Advocacy of a strong and stable dollar should be central to the Bush agenda. Mr O'Neill's ambivalence about the dollar's volatility was clear from day one. Yet when the dollar is strong and stable, jobs in less productive areas fade away and jobs in more productive areas multiply.

The fifth goal is consistency on the role of international financial institutions such as the International Monetary Fund and World Bank. The Bush administration has been dismayingly inconsistent on the question of bail-outs for Latin America. Argentina heard Yes, then No, then Yes and then No. The story ended in financial implosion and a lurch leftward in the region. But it is not merely loan decisions that matter. Too often the US has backed plans that focus on fiscal austerity rather than relative competitiveness.

This week a thousand voices are arguing that aiming for such goals will mean fiscal suicide for the US. But it is important to remember that a good share of these voices belong to people who want nothing more than to see this administration stumble.

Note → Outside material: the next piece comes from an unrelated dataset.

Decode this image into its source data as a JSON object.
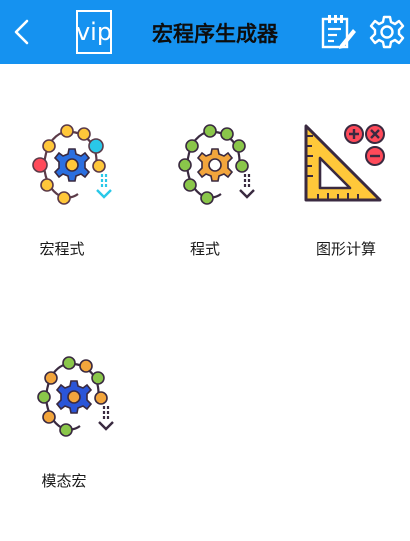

Disdain was heaped on the heads of Mr O'Neill and Mr Lindsey. But it is not clear the pair deserve this magnitude of disapproval. Mr O'Neill fought loyally, if not always effectively, for a classic Republican ideal tax reform. By advising Mr Bush so well as a presidential candidate and winning the White House, Mr Lindsey served his party. Once in office as the president's economic adviser, he pushed through America's first meaningful income-tax cut since the 1980s. Without the Republican loss of the Senate the altogether exogenous shock of September 11, these two men would have achieved more. In the context of the goals laid out for him in 2000, Mr Lindsey, especially, did not fail.